Prof. Dr. med. Simon Isaac
- Cologne, 05.06.1881
- London, 20.01.1942
- Member since 1928
- Escaped to England in 1939
- Frankfurt am Main
- Specialist in internal medicine
Simon Isaac was born in Cologne in 1881 as the son of the attorney Jeremias Isaac (1845 – 1916) and his wife Rosalia (1867 – 1933), née Ochs.
Education and Places of Work
Isaac attended the Städtisches Gymnasium in Cologne from Easter 1890 until his graduation on Easter 1899. He then studied medicine for one semester in Bonn. He continued his studies at the University of Strasbourg, where he completed his state examination in 1904 and received his doctorate the same year with the thesis “Über das Auftreten von Purinbasen bei der Autolyse”. He had written the thesis under the then leading biochemist Franz Hofmeister.
Isaac had been an assistant physician at the II Medical University Clinic of the Berlin Charité under Friedrich Kraus since April 1904. He worked with Oskar de la Camp at the Medical University Polyclinic in Marburg in 1906. This was followed by further training at the Institute of Pathology of the University of Basel in 1907/08. Isaac completed his comprehensive training in internal medicine under the diabetes researcher Wilhelm Weintraud at the municipal clinics in Wiesbaden from June 1908 to 1913. During this time, Isaac worked together with Erich Frank, who also worked at the Wiesbaden clinic and engaged intensively in the therapy of diabetes mellitus as well as experimental forms of diabetes.

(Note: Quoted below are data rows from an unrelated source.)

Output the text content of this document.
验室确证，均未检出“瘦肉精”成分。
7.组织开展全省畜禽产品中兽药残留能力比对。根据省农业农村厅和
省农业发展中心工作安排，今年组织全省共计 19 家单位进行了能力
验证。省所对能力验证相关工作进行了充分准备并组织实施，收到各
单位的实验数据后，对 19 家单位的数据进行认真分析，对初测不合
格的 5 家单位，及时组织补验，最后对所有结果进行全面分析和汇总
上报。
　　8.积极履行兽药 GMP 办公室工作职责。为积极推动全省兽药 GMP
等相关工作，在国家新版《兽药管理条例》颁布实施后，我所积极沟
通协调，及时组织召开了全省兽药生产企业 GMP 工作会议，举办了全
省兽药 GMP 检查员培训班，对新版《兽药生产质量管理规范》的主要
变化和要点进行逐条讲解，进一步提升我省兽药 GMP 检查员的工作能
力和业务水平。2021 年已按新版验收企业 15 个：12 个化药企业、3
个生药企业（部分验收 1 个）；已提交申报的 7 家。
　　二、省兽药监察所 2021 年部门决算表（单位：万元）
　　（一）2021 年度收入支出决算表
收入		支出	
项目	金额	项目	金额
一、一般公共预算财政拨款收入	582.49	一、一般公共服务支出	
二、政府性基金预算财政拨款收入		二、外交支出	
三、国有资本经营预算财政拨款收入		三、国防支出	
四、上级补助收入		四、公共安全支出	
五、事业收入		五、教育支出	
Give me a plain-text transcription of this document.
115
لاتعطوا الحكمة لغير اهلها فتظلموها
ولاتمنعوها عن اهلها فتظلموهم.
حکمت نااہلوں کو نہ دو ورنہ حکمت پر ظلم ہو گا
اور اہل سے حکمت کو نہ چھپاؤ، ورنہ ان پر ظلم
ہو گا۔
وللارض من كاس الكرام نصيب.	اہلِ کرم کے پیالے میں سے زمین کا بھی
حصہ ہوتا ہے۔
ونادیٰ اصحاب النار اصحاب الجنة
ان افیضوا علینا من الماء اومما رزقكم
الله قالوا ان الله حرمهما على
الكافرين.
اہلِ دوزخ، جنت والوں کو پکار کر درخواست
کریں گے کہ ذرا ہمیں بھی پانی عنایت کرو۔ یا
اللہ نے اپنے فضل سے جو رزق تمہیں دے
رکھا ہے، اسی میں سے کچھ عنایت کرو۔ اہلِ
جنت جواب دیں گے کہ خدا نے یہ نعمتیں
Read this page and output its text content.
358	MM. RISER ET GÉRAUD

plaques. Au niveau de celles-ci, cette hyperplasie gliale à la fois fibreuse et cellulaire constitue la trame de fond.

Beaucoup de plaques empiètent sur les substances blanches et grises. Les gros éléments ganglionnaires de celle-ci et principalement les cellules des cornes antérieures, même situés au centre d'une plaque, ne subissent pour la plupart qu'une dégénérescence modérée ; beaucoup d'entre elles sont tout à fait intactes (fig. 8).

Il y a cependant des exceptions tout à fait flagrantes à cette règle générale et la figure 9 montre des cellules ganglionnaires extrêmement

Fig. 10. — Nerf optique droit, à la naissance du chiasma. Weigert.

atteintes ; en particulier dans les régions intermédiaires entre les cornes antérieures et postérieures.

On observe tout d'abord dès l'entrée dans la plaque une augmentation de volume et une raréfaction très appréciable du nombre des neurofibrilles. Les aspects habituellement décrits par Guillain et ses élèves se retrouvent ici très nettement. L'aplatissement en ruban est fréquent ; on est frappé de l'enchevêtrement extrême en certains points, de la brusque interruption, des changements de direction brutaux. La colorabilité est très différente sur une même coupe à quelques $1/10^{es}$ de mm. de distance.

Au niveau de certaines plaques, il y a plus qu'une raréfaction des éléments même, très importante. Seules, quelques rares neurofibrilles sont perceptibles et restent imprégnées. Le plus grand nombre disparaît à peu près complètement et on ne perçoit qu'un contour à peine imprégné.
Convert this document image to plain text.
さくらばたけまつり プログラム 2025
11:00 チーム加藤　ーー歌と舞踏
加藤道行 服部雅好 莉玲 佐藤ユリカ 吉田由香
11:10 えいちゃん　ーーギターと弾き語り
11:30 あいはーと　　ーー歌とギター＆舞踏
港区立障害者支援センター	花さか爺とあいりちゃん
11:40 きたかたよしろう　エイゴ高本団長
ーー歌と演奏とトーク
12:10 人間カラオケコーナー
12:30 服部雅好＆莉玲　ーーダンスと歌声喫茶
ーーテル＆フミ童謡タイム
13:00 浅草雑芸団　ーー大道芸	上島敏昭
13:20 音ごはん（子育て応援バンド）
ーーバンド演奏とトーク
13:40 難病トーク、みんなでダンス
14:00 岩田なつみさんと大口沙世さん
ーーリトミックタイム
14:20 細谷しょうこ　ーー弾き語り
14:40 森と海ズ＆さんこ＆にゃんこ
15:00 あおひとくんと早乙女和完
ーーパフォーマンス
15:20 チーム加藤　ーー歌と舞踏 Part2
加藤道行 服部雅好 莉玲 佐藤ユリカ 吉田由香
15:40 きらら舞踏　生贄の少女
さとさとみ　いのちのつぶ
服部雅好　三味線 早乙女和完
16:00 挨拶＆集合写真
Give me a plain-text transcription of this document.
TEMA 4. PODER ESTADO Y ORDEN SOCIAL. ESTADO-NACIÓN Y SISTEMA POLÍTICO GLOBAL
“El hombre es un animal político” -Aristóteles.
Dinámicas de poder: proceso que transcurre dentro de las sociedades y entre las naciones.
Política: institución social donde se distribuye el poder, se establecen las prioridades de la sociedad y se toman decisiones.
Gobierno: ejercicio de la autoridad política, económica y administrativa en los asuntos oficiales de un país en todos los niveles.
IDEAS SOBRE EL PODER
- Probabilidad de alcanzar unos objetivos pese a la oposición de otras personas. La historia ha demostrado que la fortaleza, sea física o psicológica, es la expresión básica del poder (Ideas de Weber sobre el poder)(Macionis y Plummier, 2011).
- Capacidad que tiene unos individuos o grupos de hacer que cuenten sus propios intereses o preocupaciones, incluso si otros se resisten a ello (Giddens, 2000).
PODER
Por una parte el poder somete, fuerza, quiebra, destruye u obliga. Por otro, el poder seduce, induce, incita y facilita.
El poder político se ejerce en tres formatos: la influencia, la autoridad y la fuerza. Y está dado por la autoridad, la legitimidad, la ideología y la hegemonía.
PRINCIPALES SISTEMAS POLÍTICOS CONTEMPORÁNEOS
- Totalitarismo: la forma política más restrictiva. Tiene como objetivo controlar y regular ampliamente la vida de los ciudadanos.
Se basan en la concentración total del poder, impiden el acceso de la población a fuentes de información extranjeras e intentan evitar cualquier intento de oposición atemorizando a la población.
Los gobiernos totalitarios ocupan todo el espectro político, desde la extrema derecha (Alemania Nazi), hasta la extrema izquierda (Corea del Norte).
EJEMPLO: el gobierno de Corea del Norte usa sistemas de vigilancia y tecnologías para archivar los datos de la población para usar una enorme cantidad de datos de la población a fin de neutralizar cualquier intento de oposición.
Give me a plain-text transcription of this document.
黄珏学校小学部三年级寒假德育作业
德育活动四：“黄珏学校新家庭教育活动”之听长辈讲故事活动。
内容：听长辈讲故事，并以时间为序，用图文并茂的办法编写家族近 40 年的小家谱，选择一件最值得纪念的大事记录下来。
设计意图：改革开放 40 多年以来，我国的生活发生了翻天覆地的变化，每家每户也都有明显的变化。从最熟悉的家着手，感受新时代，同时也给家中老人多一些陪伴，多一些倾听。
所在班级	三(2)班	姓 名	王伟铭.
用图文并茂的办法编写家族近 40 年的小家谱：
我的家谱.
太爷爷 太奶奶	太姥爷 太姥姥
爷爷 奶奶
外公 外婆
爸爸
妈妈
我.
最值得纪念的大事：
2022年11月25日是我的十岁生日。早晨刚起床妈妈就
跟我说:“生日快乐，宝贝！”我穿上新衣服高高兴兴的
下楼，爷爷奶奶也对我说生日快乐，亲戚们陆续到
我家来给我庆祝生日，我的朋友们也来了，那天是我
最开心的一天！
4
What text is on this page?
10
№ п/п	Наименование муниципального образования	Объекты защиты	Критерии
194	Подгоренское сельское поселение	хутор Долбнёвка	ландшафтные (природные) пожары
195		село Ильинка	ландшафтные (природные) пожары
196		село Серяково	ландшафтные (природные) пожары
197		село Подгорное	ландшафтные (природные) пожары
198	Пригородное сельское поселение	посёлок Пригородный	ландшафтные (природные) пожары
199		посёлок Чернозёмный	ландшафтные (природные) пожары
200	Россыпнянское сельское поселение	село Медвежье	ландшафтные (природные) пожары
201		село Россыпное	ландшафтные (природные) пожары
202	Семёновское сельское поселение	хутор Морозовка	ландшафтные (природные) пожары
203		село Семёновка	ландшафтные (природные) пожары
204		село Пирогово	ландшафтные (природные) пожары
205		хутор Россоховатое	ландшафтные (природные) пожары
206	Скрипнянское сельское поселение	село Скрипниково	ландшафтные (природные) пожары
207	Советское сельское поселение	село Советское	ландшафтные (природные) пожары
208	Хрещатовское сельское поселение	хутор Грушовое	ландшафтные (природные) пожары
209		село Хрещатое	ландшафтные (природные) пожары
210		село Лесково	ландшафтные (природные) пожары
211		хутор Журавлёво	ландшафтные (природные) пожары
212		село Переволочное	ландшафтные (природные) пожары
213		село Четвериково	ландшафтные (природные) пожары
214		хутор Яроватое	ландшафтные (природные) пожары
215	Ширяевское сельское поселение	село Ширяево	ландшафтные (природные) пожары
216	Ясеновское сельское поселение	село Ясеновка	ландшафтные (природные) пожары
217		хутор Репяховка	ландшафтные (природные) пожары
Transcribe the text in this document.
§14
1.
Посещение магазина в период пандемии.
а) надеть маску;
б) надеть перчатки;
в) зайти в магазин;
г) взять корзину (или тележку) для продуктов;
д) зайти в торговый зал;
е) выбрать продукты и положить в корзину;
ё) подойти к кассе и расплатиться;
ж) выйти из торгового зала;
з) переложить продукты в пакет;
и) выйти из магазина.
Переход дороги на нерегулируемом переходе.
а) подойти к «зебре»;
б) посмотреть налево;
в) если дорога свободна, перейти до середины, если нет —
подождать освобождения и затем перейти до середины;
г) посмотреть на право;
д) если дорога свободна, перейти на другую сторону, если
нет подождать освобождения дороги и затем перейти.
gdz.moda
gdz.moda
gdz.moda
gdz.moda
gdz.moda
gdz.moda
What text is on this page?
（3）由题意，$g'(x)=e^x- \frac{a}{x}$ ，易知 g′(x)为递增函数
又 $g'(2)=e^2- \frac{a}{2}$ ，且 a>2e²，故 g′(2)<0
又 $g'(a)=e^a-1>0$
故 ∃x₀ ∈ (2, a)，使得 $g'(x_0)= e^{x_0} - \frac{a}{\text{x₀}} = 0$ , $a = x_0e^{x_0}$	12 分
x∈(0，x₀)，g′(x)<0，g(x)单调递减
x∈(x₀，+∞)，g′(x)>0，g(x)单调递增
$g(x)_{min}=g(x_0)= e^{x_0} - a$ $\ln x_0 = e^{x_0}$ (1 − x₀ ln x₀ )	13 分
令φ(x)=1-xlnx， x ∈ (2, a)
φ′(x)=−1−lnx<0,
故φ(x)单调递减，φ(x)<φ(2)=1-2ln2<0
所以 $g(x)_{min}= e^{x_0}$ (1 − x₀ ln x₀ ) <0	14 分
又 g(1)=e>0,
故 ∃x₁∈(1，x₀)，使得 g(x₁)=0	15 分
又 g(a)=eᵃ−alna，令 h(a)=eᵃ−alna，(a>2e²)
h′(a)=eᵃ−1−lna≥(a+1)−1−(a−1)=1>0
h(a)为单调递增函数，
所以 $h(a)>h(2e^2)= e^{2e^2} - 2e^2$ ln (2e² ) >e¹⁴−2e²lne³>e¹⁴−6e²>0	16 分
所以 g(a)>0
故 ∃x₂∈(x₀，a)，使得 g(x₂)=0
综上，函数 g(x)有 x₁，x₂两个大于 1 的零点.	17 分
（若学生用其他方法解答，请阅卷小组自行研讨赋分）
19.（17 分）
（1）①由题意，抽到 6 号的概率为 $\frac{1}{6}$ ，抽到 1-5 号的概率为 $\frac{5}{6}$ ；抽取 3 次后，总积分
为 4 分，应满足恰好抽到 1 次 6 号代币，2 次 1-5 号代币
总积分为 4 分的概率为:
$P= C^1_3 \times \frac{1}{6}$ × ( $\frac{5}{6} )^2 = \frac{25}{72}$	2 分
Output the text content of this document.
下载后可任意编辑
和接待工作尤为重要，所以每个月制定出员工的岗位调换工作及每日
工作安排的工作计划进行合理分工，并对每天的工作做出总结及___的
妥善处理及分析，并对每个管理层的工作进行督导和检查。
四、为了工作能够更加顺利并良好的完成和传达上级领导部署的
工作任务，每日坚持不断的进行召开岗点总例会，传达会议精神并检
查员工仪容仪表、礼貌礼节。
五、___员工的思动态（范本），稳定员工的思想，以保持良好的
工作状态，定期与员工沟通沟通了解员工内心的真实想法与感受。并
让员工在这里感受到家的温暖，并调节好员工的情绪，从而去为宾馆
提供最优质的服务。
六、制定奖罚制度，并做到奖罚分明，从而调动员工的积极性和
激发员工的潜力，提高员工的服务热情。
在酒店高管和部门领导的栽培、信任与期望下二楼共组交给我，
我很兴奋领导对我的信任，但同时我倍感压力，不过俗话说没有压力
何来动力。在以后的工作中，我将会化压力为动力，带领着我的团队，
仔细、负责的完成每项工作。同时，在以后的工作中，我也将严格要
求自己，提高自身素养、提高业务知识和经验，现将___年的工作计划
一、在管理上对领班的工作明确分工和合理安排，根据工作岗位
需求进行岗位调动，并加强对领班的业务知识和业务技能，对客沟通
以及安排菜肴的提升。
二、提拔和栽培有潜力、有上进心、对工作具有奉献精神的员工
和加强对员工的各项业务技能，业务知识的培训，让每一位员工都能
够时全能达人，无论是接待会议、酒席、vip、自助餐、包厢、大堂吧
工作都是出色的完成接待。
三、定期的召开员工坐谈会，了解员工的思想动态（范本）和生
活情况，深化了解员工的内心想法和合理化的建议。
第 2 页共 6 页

Isaac moved to the University of Frankfurt’s newly founded medical faculty in 1913 and was a member of Julius Strasburger’s staff at the university’s medical clinic until 1922. He habilitated in internal medicine with the thesis “Experimentelle Untersuchungen über den Intermediärmetabolismus bei Phosphorvergiftungen” in Frankfurt in 1916. Isaac was appointed professor (extraordinarius) of internal medicine in Frankfurt in 1921.
The main focus of his scientific work was experimental pathology, metabolism research, especially carbohydrate and protein metabolism and liver diseases. Numerous publications and handbook contributions bear witness to Isaac’s work. He cooperated with the metabolism researcher Gustav Embden, and worked with the diabetes specialist Carl von Noorden in Frankfurt. He moved to von the Noorden’s “Privatklinik für Zuckerkranke und diätetische Kuren” (specialist clinic for diabetes therapy and dietary cures, Carl von Noorden Clinic) in Frankfurt-Sachsenhausen in 1922, which von Noorden had founded together with Eduard Lampé. Isaac published widely on the diagnosis and therapy of diabetes mellitus together with von Noorden.
Simon Isaac was appointed medical director of the department of internal medicine at the hospital of the Jewish community in Frankfurt am Main on 1 October 1925.
After 1933
Isaac’s teaching licence at the Medical Faculty of the University of Frankfurt was revoked in 1935. He was able to work at the Israelite Hospital in Frankfurt until the beginning of 1939. In his autobiography, Isaac impressively described anti-Semitism, the persecution and humiliation of Jews, and his experience of the November pogrom in 1938.
Escape to England in 1939
Isaac fled to England together with his wife, the Arabist Eveline Lipstadt, in March 1939. They lived in London ever since. Their 16-year-old daughter Anne and 14-year-old son Hermann had been attending an exile school run by German Quakers in Eerde, a district of Ommens, in the Netherlands since the beginning of 1939.
Simon Isaac died in London in January 1942 at the age of 60. While Isaac’s daughter Anne was in England with her parents at the beginning of the Second World War, their son Hermann Isaac remained in the Netherlands. The family did not succeed in repatriating him to Great Britain. Hermann Isaac was first imprisoned by the Nazi authorities in the Netherlands at the Vught/Herzogenbusch concentration camp in April 1943. He was taken to the Westerbork camp three months later and deported to Auschwitz on 21 September 1943, where he was murdered a few days before the liberation of the concentration camp on 21 January 1945 at the age of 20. Simon Isaac’s 50-year-old brother, Julius Isaac, was deported from Holland to the Sobibor extermination camp in 1943, where he was murdered.